Access Genealogy gives us more insight to this man's life and early death:

“'Dr. Ephraim Brevard', the reputed author of the Mecklenburg Declaration of Independence, proclaimed on the 20th of May, 1775, was born in Maryland in 1744. He came with his parents to North Carolina when about four years old. He was the son of John Brevard, one of the earliest settlers of Iredell, then Rowan, county, and of Huguenot descent. At the conclusion of the Indian war in 1761, he and his cousin, Adlai Osborne, were sent to a grammar school in Prince Edward county, Va.
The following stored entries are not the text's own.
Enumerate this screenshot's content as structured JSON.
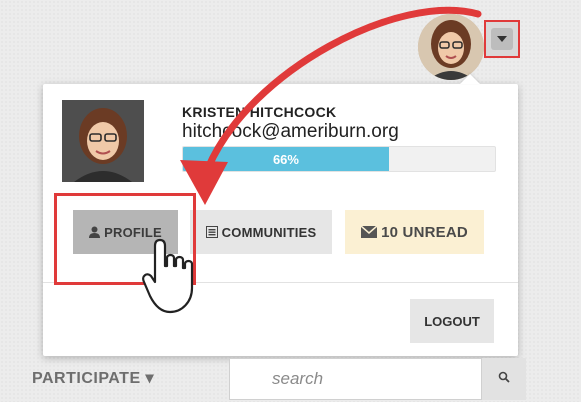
{
  "user": {
    "name": "KRISTEN HITCHCOCK",
    "email": "hitchcock@ameriburn.org",
    "profile_completion": 0.66,
    "profile_completion_label": "66%"
  },
  "buttons": {
    "profile": "PROFILE",
    "communities": "COMMUNITIES",
    "unread": "10 UNREAD",
    "logout": "LOGOUT"
  },
  "nav": {
    "participate": "PARTICIPATE ▾"
  },
  "search": {
    "placeholder": "search"
  },
  "icons": {
    "dropdown": "caret-down-icon",
    "profile": "user-icon",
    "communities": "list-icon",
    "unread": "envelope-icon",
    "search": "search-icon",
    "cursor": "hand-pointer-icon"
  },
  "colors": {
    "progress": "#5bc0de",
    "annotation": "#e03a3a",
    "unread_bg": "#fbf0d3",
    "profile_bg": "#b5b5b5"
  }
}
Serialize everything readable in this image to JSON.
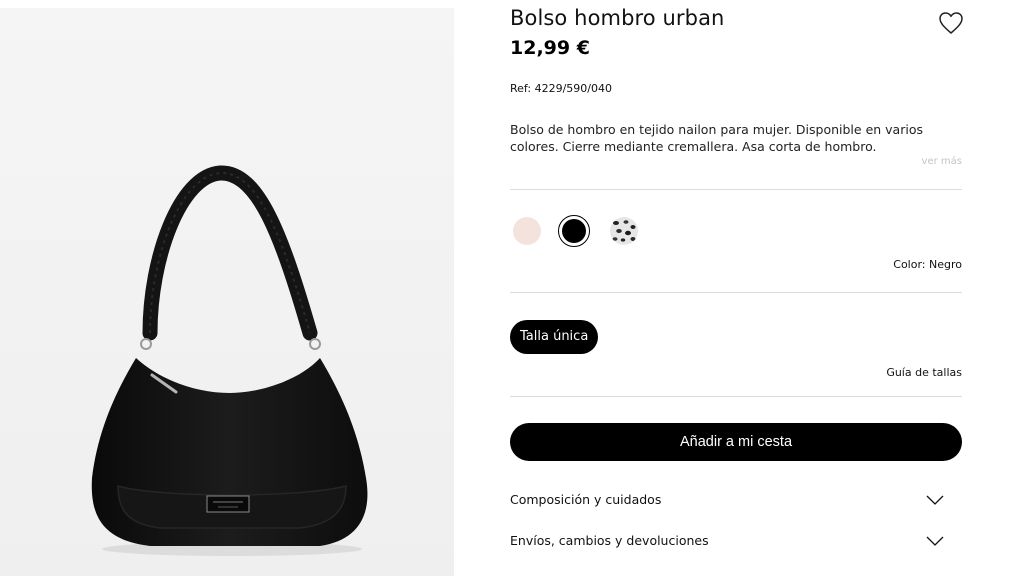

About a year later, he returned to North Carolina and attended a school of considerable notoriety in Iredell county, conducted successively by Joseph Alexander, (a nephew of John McKnitt Alexander) David Caldwell, then quite young, and Joel Benedict, from the New England States. Adlai Osborne, Ephraim Brevard and Thomas Reese (a brother of David Reese, one of the signers), graduated at Princeton College in 1768, and greatly contributed by talents and influence to the spread and maintenance of patriotic principles. Soon after graduation, Ephraim Brevard commenced the study of medicine under the celebrated Dr. Alexander Ramsey, of South Carolina, a distinguished patriot and historian of the Revolutionary war.

"In 1776, Dr. Brevard joined the expedition of General Rutherford in his professional capacity, during the Cherokee campaign. Soon after this service he settled in Charlotte, where he married a daughter of Col. Thomas Polk, and rapidly rose to eminence in his profession. He had one child, Martha, who married Mr. Dickerson, the father of the late James P. Dickerson, a Lieutenant-Colonel in the South Carolina regiment in the Mexican war, and who died from a wound received in a battle near the City of Mexico. After the death of his beloved and youthful wife, Dr. Brevard again entered the Southern army, as 'surgeon’s mate,' or assistant surgeon, under General Lincoln, in 1780, and was made a prisoner at the surrender of Charleston.

"While engaged as one of the teachers in the Queen’s Museum he raised a company, from the young men of that institution, to assist in putting down the Tories assembled on Cape Fear River. Of this company he was made captain. They marched immediately in the direction of Cross Creek (Fayetteville), but, on learning of the dispersion of the Tories, they returned home. Inheriting from his family a devotion to liberty and independence, he early became distinguished for his patriotic ardor and decision of character. He was a fine scholar, fluent writer, and drew up the resolutions of independence which the Convention of the 20th of May, 1775, adopted, with very slight alteration, acting as one of the secretaries. During his confinement in Charleston, as a prisoner of war, he suffered so much from impure air and unwholesome diet that his health gave way, and he returned home only to die. He reached the house of his friend and fellow patriot, John McKnitt Alexander, in Mecklenburg county, where he soon after breathed his last. He lies buried in Charlotte, in the lot now owned by A.B. Davidson, Esq., near the grave of his beloved wife, who, a short time before, preceded him to the tomb. Upon this lot was located the Queen’s Museum College, receiving, in 1777, the more patriotic name of 'Liberty Hall Academy.' Within its walls were educated a Spartan band of young men, who afterward performed a noble part in achieving the independence of their country."

An additional resource is the book The Mecklenburg declaration of independence, May 20, 1775, and lives of its signers  which is a pdf file and can be dowloaded at the Electric Scotland website. I encourage you to read it as there is some controversy concerning the Declaration and if it was written before our national Declaration of Independence. You can also learn more about this controversy at: Declaration | MeckDec, a webiste of the Mecklenburg Historical Society.

I encourage you to examine the facts, weigh the evidence and decide for yourself.

Truly these men of notable character and bravery should never be forgotten. May God give us the integrity to truly honor our founding fathers and mothers of this great nation and may we treasure the liberty and freedom they fought and died for.